Rule 5: Value Talent over Technology. A number of leading health systems have realized that digital transformation is propelled by talent, not technology. Penn Medicine brought in a Silicon Valley leader from Intuit, Roy Rosin, to head up innovation and has now created multiple centers for innovation to integrate new digital thinking with legacy talent to re-imagine different parts of the health care value chain and patient journey. Penn also benefits from clinicians with deep insight into the friction points in care delivery who also code, and clinical champions trained in behavior change, complex problem-solving, and rapid experimentation methodology. Another example is Ascension partnering with Google to transform health care delivery by marrying Ascension’s institutional knowledge with Google’s digital engagement, cloud, and AI capabilities.
Rule 6: Reframe Your Purpose. To inspire the existing workforce, attract the next generation of digital talent, and fuel innovation, health care companies must double down on their patient-driven missions. Discovery Health has taken on the traditional health insurance model by harnessing their purpose of “helping members live healthier lives.” They launched Vitality, a digitally-driven behavior change platform to enable employees to track and improve their health. Vitality has now become the largest corporate wellness platform in the world, including partnerships with Manulife, Generali, and Ping An, and has now expanded into auto insurance, life insurance, and banking by enabling positive behaviors for their members. Penn Medicine is using its patient-centered mission to shift to value-based payment models to solve for better patient outcomes over volume or care.
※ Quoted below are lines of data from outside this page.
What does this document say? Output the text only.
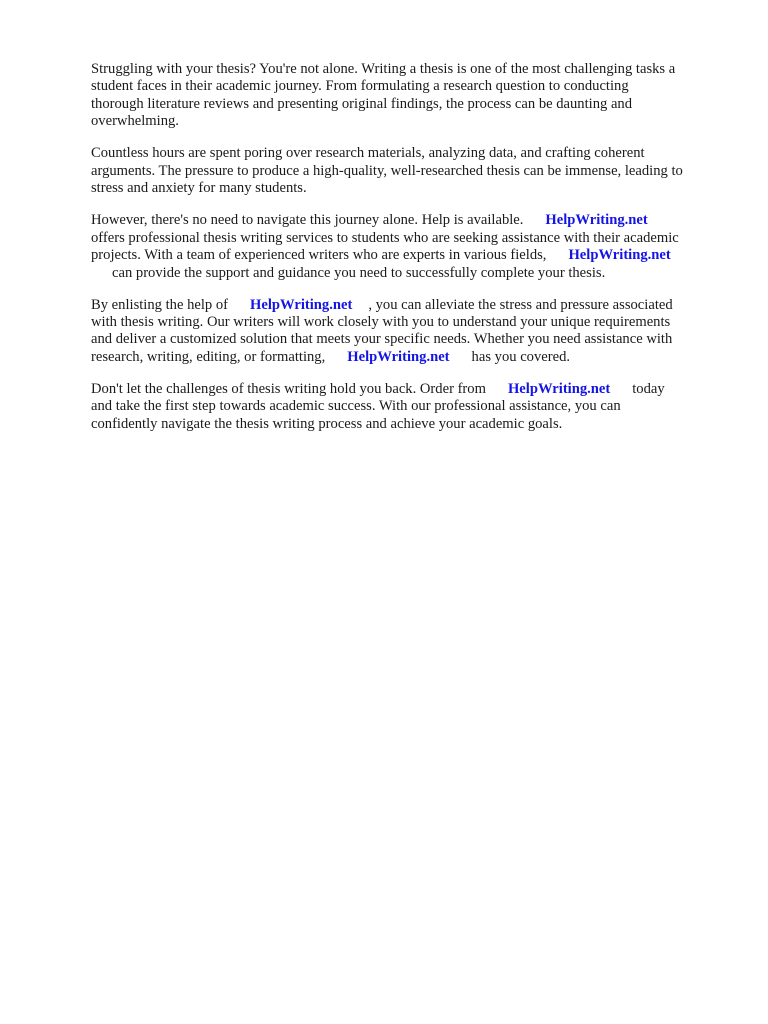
Struggling with your thesis? You're not alone. Writing a thesis is one of the most challenging tasks a
student faces in their academic journey. From formulating a research question to conducting
thorough literature reviews and presenting original findings, the process can be daunting and
overwhelming.

Countless hours are spent poring over research materials, analyzing data, and crafting coherent
arguments. The pressure to produce a high-quality, well-researched thesis can be immense, leading to
stress and anxiety for many students.

However, there's no need to navigate this journey alone. Help is available. HelpWriting.net
offers professional thesis writing services to students who are seeking assistance with their academic
projects. With a team of experienced writers who are experts in various fields, HelpWriting.net
can provide the support and guidance you need to successfully complete your thesis.

By enlisting the help of HelpWriting.net , you can alleviate the stress and pressure associated
with thesis writing. Our writers will work closely with you to understand your unique requirements
and deliver a customized solution that meets your specific needs. Whether you need assistance with
research, writing, editing, or formatting, HelpWriting.net has you covered.

Don't let the challenges of thesis writing hold you back. Order from HelpWriting.net today
and take the first step towards academic success. With our professional assistance, you can
confidently navigate the thesis writing process and achieve your academic goals.
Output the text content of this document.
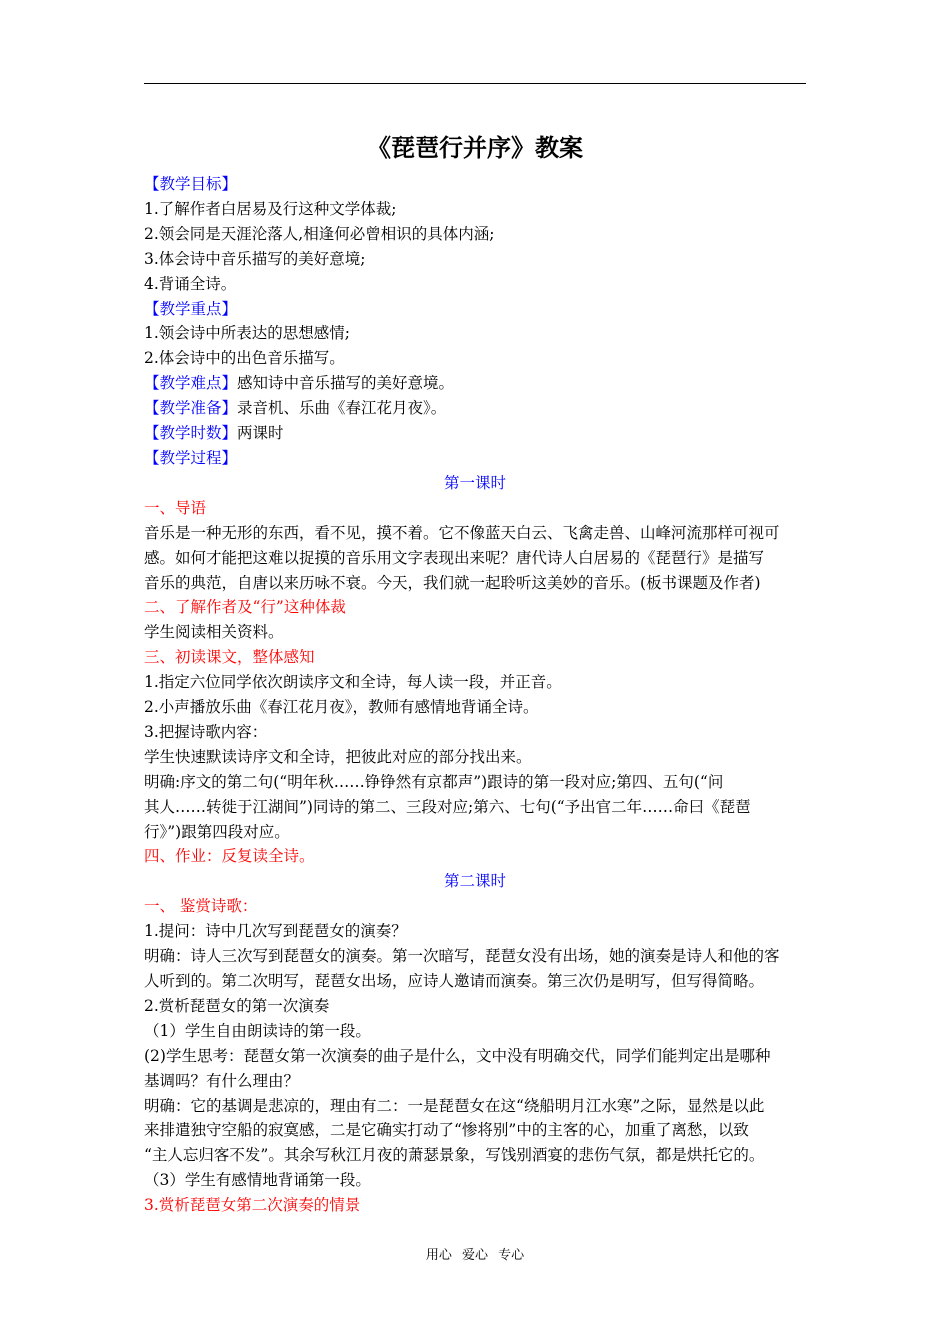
《琵琶行并序》教案

【教学目标】

1.了解作者白居易及行这种文学体裁;

2.领会同是天涯沦落人,相逢何必曾相识的具体内涵;

3.体会诗中音乐描写的美好意境;

4.背诵全诗。

【教学重点】

1.领会诗中所表达的思想感情;

2.体会诗中的出色音乐描写。

【教学难点】感知诗中音乐描写的美好意境。

【教学准备】录音机、乐曲《春江花月夜》。

【教学时数】两课时

【教学过程】

第一课时

一、导语

音乐是一种无形的东西，看不见，摸不着。它不像蓝天白云、飞禽走兽、山峰河流那样可视可

感。如何才能把这难以捉摸的音乐用文字表现出来呢？唐代诗人白居易的《琵琶行》是描写

音乐的典范，自唐以来历咏不衰。今天，我们就一起聆听这美妙的音乐。(板书课题及作者)

二、了解作者及“行”这种体裁

学生阅读相关资料。

三、初读课文，整体感知

1.指定六位同学依次朗读序文和全诗，每人读一段，并正音。

2.小声播放乐曲《春江花月夜》，教师有感情地背诵全诗。

3.把握诗歌内容：

学生快速默读诗序文和全诗，把彼此对应的部分找出来。

明确:序文的第二句(“明年秋……铮铮然有京都声”)跟诗的第一段对应;第四、五句(“问

其人……转徙于江湖间”)同诗的第二、三段对应;第六、七句(“予出官二年……命曰《琵琶

行》”)跟第四段对应。

四、作业：反复读全诗。

第二课时

一、 鉴赏诗歌：

1.提问：诗中几次写到琵琶女的演奏？

明确：诗人三次写到琵琶女的演奏。第一次暗写，琵琶女没有出场，她的演奏是诗人和他的客

人听到的。第二次明写，琵琶女出场，应诗人邀请而演奏。第三次仍是明写，但写得简略。

2.赏析琵琶女的第一次演奏

（1）学生自由朗读诗的第一段。

(2)学生思考：琵琶女第一次演奏的曲子是什么，文中没有明确交代，同学们能判定出是哪种

基调吗？有什么理由？

明确：它的基调是悲凉的，理由有二：一是琵琶女在这“绕船明月江水寒”之际，显然是以此

来排遣独守空船的寂寞感，二是它确实打动了“惨将别”中的主客的心，加重了离愁，以致

“主人忘归客不发”。其余写秋江月夜的萧瑟景象，写饯别酒宴的悲伤气氛，都是烘托它的。

（3）学生有感情地背诵第一段。

3.赏析琵琶女第二次演奏的情景

用心 爱心 专心
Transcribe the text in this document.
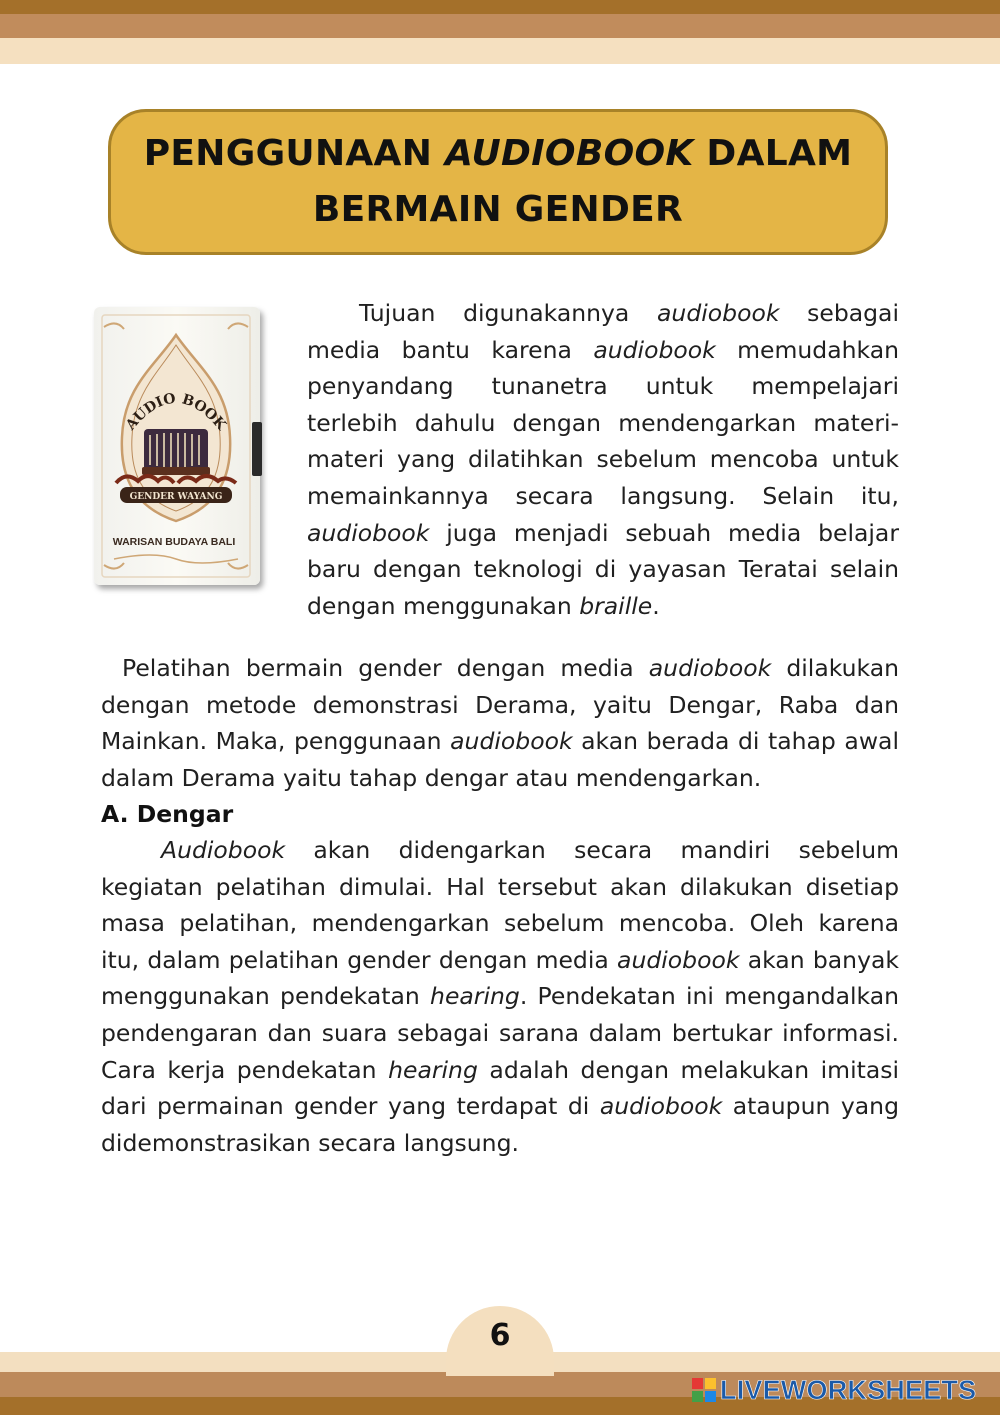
PENGGUNAAN AUDIOBOOK DALAM
BERMAIN GENDER
AUDIO BOOK
GENDER WAYANG
WARISAN BUDAYA BALI

Tujuan digunakannya audiobook sebagai media bantu karena audiobook memudahkan penyandang tunanetra untuk mempelajari terlebih dahulu dengan mendengarkan materi-materi yang dilatihkan sebelum mencoba untuk memainkannya secara langsung. Selain itu, audiobook juga menjadi sebuah media belajar baru dengan teknologi di yayasan Teratai selain dengan menggunakan braille.

Pelatihan bermain gender dengan media audiobook dilakukan dengan metode demonstrasi Derama, yaitu Dengar, Raba dan Mainkan. Maka, penggunaan audiobook akan berada di tahap awal dalam Derama yaitu tahap dengar atau mendengarkan.

A. Dengar

Audiobook akan didengarkan secara mandiri sebelum kegiatan pelatihan dimulai. Hal tersebut akan dilakukan disetiap masa pelatihan, mendengarkan sebelum mencoba. Oleh karena itu, dalam pelatihan gender dengan media audiobook akan banyak menggunakan pendekatan hearing. Pendekatan ini mengandalkan pendengaran dan suara sebagai sarana dalam bertukar informasi. Cara kerja pendekatan hearing adalah dengan melakukan imitasi dari permainan gender yang terdapat di audiobook ataupun yang didemonstrasikan secara langsung.

6
LIVEWORKSHEETS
As part of this transformation away from short-term revenue focus, Penn Medicine’s team has eliminated unnecessary follow-up appointments for both patient convenience and to accelerate access for new patients.
Every Leader Has a Stake in the Game
The health care system is poised to undergo more change in the next five years than the past 50 years due to both the stresses and accelerations created by the pandemic. Research from McKinsey found that 90% of health care executives believe COVID-19 will fundamentally change their businesses, and 85% predict lasting changes to customers’ preferences. But these step-changes in both operating and business models will only happen and drive sustained impact if they are done from inside of the health care establishment with the aid of outside innovators. Leaders in both incumbents and attackers in the health care space will need to reorient and even restructure their organizations to execute on these new opportunities, and leaders outside of health care will need to be ready to adapt and benefit from these innovations as health and wellness become overarching priorities for every workforce in the future.